Figure 1. Cobalt and iron complexes as potential hydrogen transfer catalysts.

These complexes were synthesized by three undergraduate researchers and fully characterized using NMR, ESI-MS, and X-ray crystallography (for new compounds). When using isopropanol as the hydrogen source, all complexes in Figure 1 demonstrated modest activity (at best) for transfer hydrogenation of activated substrates. The substrates examined included methyl cinnamate, benzoquinone, acetophenone, and norbornene. Of these complexes, 4 showed the highest activity for the transfer hydrogenation of benzophenone (57% conversion, 200 turnovers). Although conversion was observed, these iron catalysts do not compare favorably to noble metal catalysts that have been previously reported. We then synthesized analogues of 4 (Figure 2) that had different electrochemical properties in an attempt to increase the activity of these complexes for transfer hydrogenation. Unfortunately, we found that complex 4 was the most active catalyst for all substrates tested. Ongoing research focuses on the incorporation of amine functional groups near the active site of these catalysts.

Figure 2. Iron polypyridyl complexes.

Proton Reduction Results:

With complex 4, 8, and 9 already synthesized and fully characterized for use in transfer hydrogenation catalysis, we also tested their applicability as photocatalysts for proton reduction catalysis. We found that when paired with fluorescein as a chromophore and triethylamine as the sacrificial electron donor, these systems generate hydrogen for over 24 hours, achieving turnovers greater 2000 with respect to catalyst. This system is both highly active and stable for hydrogen generation using visible light.

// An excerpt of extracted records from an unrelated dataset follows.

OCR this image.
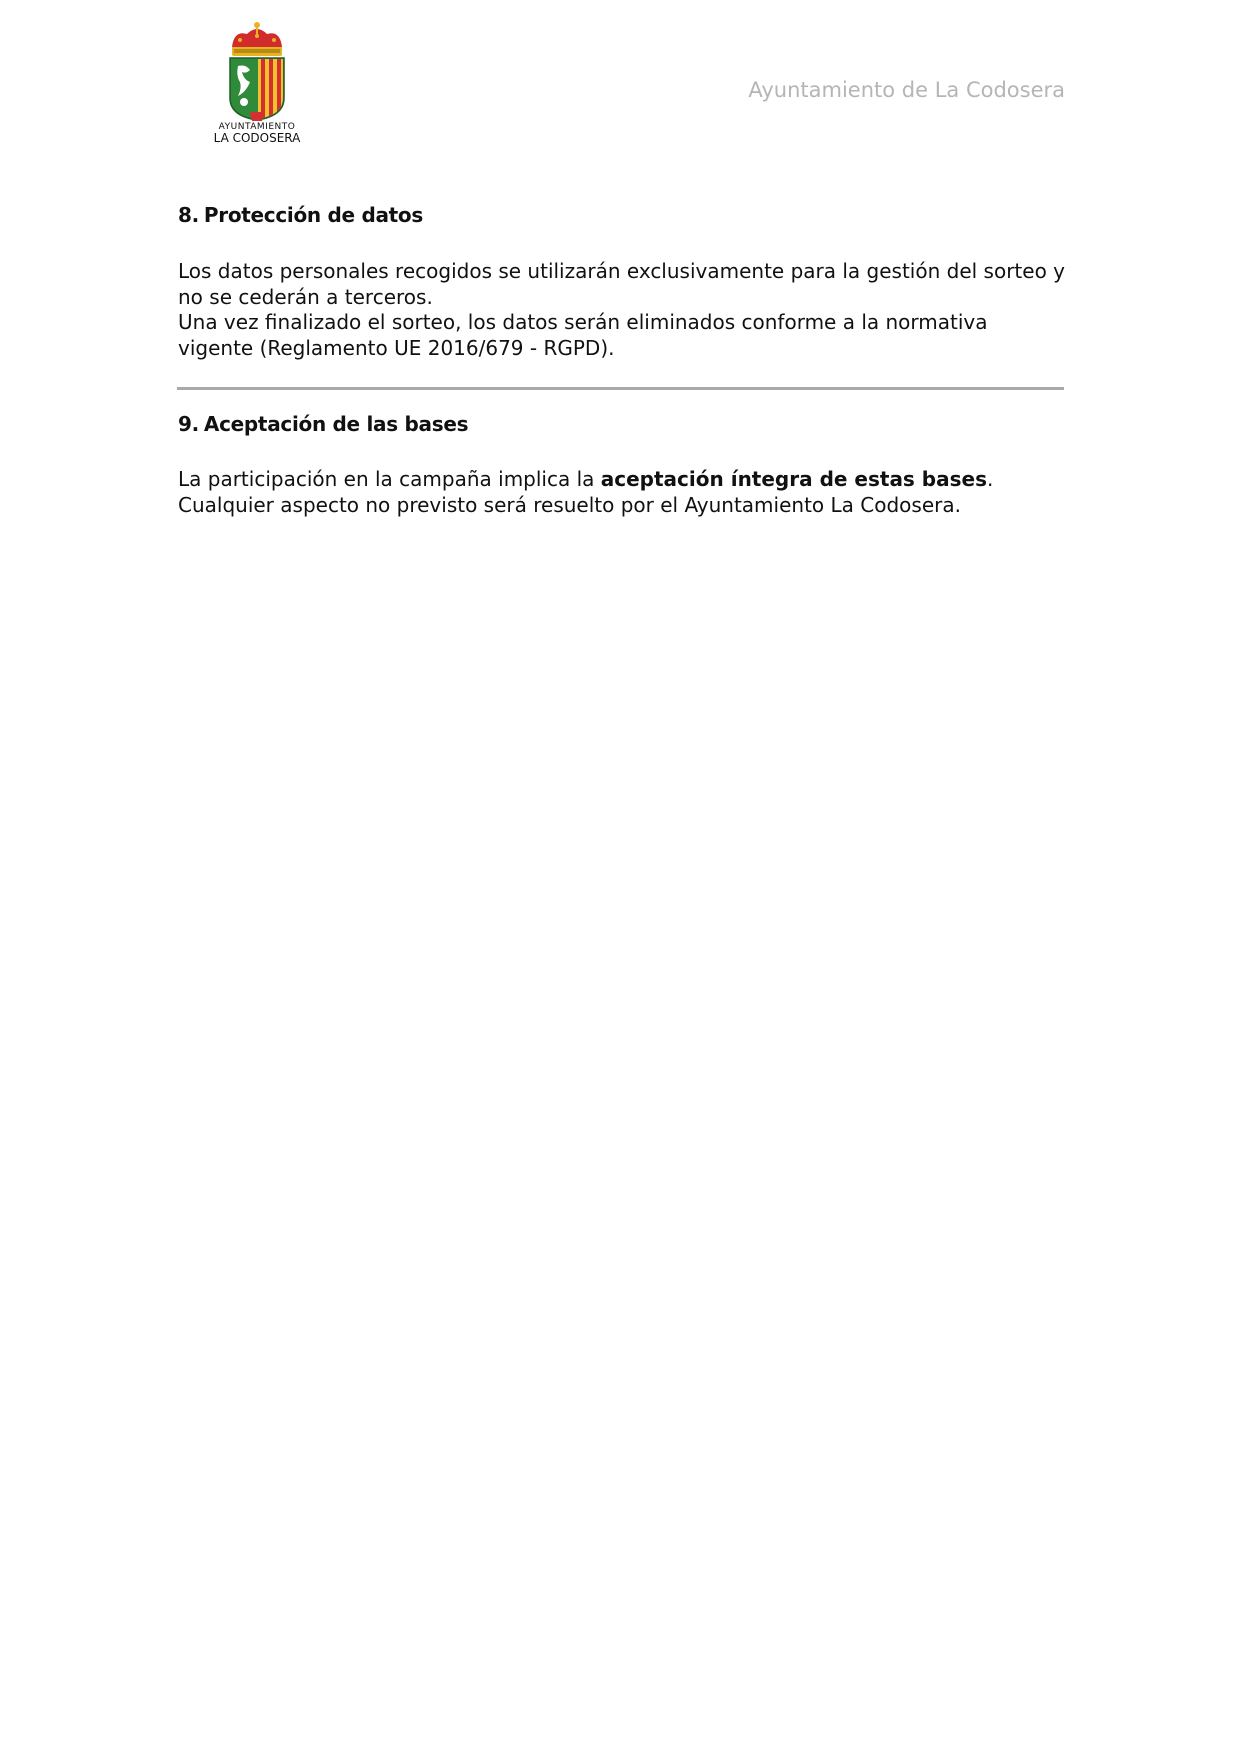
AYUNTAMIENTO
LA CODOSERA
Ayuntamiento de La Codosera
8. Protección de datos

Los datos personales recogidos se utilizarán exclusivamente para la gestión del sorteo y

no se cederán a terceros.

Una vez finalizado el sorteo, los datos serán eliminados conforme a la normativa

vigente (Reglamento UE 2016/679 - RGPD).

9. Aceptación de las bases

La participación en la campaña implica la aceptación íntegra de estas bases.

Cualquier aspecto no previsto será resuelto por el Ayuntamiento La Codosera.
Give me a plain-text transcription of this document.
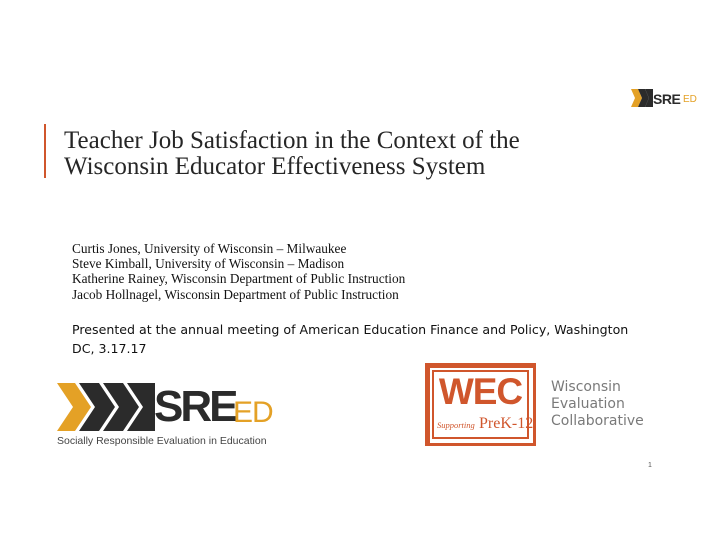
SRE ED
Teacher Job Satisfaction in the Context of the
Wisconsin Educator Effectiveness System
Curtis Jones, University of Wisconsin – Milwaukee
Steve Kimball, University of Wisconsin – Madison
Katherine Rainey, Wisconsin Department of Public Instruction
Jacob Hollnagel, Wisconsin Department of Public Instruction
Presented at the annual meeting of American Education Finance and Policy, Washington DC, 3.17.17
SRE
ED
Socially Responsible Evaluation in Education
WEC
Supporting PreK-12
Wisconsin
Evaluation
Collaborative
1
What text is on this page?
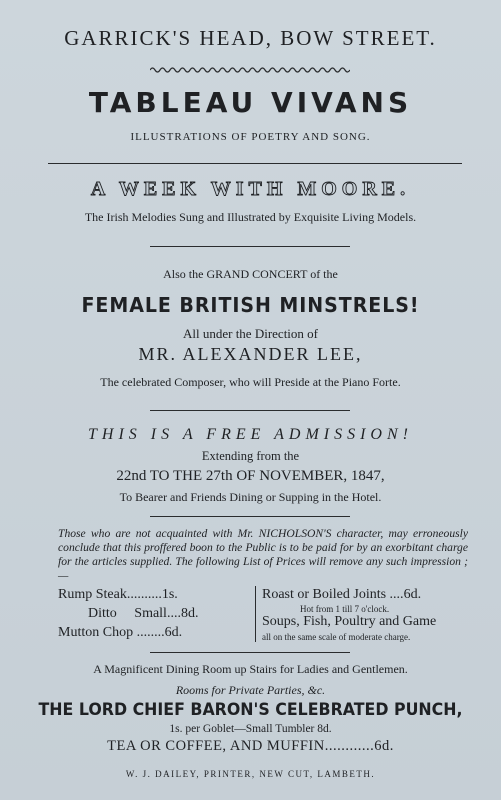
GARRICK'S HEAD, BOW STREET.
TABLEAU VIVANS
ILLUSTRATIONS OF POETRY AND SONG.
A WEEK WITH MOORE.
The Irish Melodies Sung and Illustrated by Exquisite Living Models.
Also the GRAND CONCERT of the
FEMALE BRITISH MINSTRELS!
All under the Direction of
MR. ALEXANDER LEE,
The celebrated Composer, who will Preside at the Piano Forte.
THIS IS A FREE ADMISSION!
Extending from the
22nd TO THE 27th OF NOVEMBER, 1847,
To Bearer and Friends Dining or Supping in the Hotel.
Those who are not acquainted with Mr. NICHOLSON'S character, may erroneously conclude that this proffered boon to the Public is to be paid for by an exorbitant charge for the articles supplied. The following List of Prices will remove any such impression ;—
Rump Steak..........1s.
Ditto     Small....8d.
Mutton Chop ........6d.
Roast or Boiled Joints ....6d.
Hot from 1 till 7 o'clock.
Soups, Fish, Poultry and Game
all on the same scale of moderate charge.
A Magnificent Dining Room up Stairs for Ladies and Gentlemen.
Rooms for Private Parties, &c.
THE LORD CHIEF BARON'S CELEBRATED PUNCH,
1s. per Goblet—Small Tumbler 8d.
TEA OR COFFEE, AND MUFFIN............6d.
W. J. DAILEY, PRINTER, NEW CUT, LAMBETH.
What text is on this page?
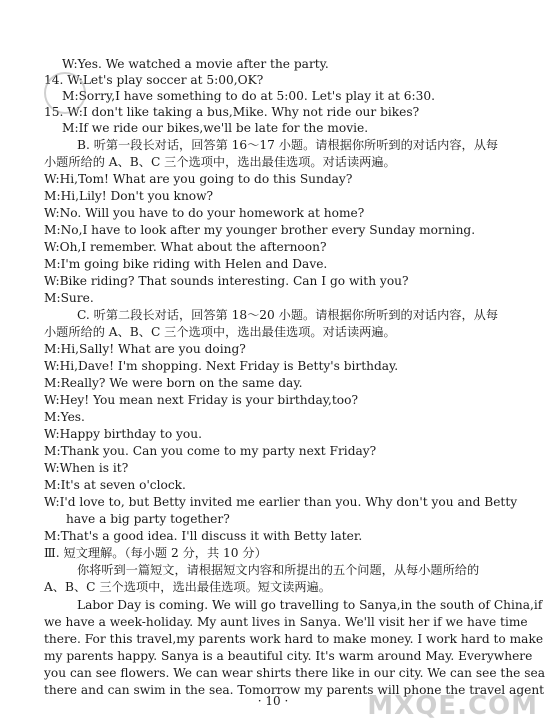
W:Yes. We watched a movie after the party.
14. W:Let's play soccer at 5:00,OK?
M:Sorry,I have something to do at 5:00. Let's play it at 6:30.
15. W:I don't like taking a bus,Mike. Why not ride our bikes?
M:If we ride our bikes,we'll be late for the movie.
B. 听第一段长对话，回答第 16～17 小题。请根据你所听到的对话内容，从每
小题所给的 A、B、C 三个选项中，选出最佳选项。对话读两遍。
W:Hi,Tom! What are you going to do this Sunday?
M:Hi,Lily! Don't you know?
W:No. Will you have to do your homework at home?
M:No,I have to look after my younger brother every Sunday morning.
W:Oh,I remember. What about the afternoon?
M:I'm going bike riding with Helen and Dave.
W:Bike riding? That sounds interesting. Can I go with you?
M:Sure.
C. 听第二段长对话，回答第 18～20 小题。请根据你所听到的对话内容，从每
小题所给的 A、B、C 三个选项中，选出最佳选项。对话读两遍。
M:Hi,Sally! What are you doing?
W:Hi,Dave! I'm shopping. Next Friday is Betty's birthday.
M:Really? We were born on the same day.
W:Hey! You mean next Friday is your birthday,too?
M:Yes.
W:Happy birthday to you.
M:Thank you. Can you come to my party next Friday?
W:When is it?
M:It's at seven o'clock.
W:I'd love to, but Betty invited me earlier than you. Why don't you and Betty
have a big party together?
M:That's a good idea. I'll discuss it with Betty later.
Ⅲ. 短文理解。（每小题 2 分，共 10 分）
你将听到一篇短文，请根据短文内容和所提出的五个问题，从每小题所给的
A、B、C 三个选项中，选出最佳选项。短文读两遍。
Labor Day is coming. We will go travelling to Sanya,in the south of China,if
we have a week-holiday. My aunt lives in Sanya. We'll visit her if we have time
there. For this travel,my parents work hard to make money. I work hard to make
my parents happy. Sanya is a beautiful city. It's warm around May. Everywhere
you can see flowers. We can wear shirts there like in our city. We can see the sea
there and can swim in the sea. Tomorrow my parents will phone the travel agent
· 10 ·	MXQE.COM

Figure 3. Hydrogen evolution over 24 hour period in photochemical systems comparing 4 (blue), 8 (purple), and 9 (red) at their optimal conditions. Blue: 2 μM 4, with 1.9 mM Fl in 1:1 water:ethanol with 5% TEA. Red and Purple: 2 μM 8 (purple) or 9 (red), with 1.8 mM Fl in 1:1 water:ethanol with 5% TEA

Impact

This ACS-PRF grant provided the necessary funding to jumpstart our project on transfer hydrogenation chemistry using first-row metal complexes. It has allowed my group to purchase the materials needed to conduct this research. Furthermore, this grant has provided support for two undergraduate summer students (Mariah Frank and Joshua Tubb) to conduct research in this area during the summer of 2016. Another student (Teri Liu) was not funded directly by the grant, but worked during the summer of 2016 on this project. A poster on this research was presented by the PI at the Organometallics Gordon Research Conference during the summer of 2016. The PI will also give an oral presentation of this research at the South East Regional Meeting of the ACS (SERMACS) in October, 2016. Two undergraduate students will also present posters at SERMACS on this work in October, 2016. The research experience helped the summer students learn critical thinking skills as well as specific chemical techniques such as NMR, IR, UV-Vis, electrochemistry, and X-ray crystallography. Both Joshua Tubb and Teri Liu are currently applying to graduate schools to pursue a PhD in chemistry upon graduation in the spring. During the first year of funding, our work has been published in Polyhedron, Dalton Transactions, and Inorganic Chemistry.

Future Directions

Our group is currently synthesizing variations of our iron catalysts that contain amine functional groups that are in close proximity to the active site of the catalyst. Pendant amines have been found to increase the activity of certain ruthenium catalysts for transfer hydrogenation. Once synthesized, the pendant amine catalysts will be used for transfer hydrogenation catalysis of ketones and alkenes. H2 oxidation using these complexes will also be examined using electrochemical techniques.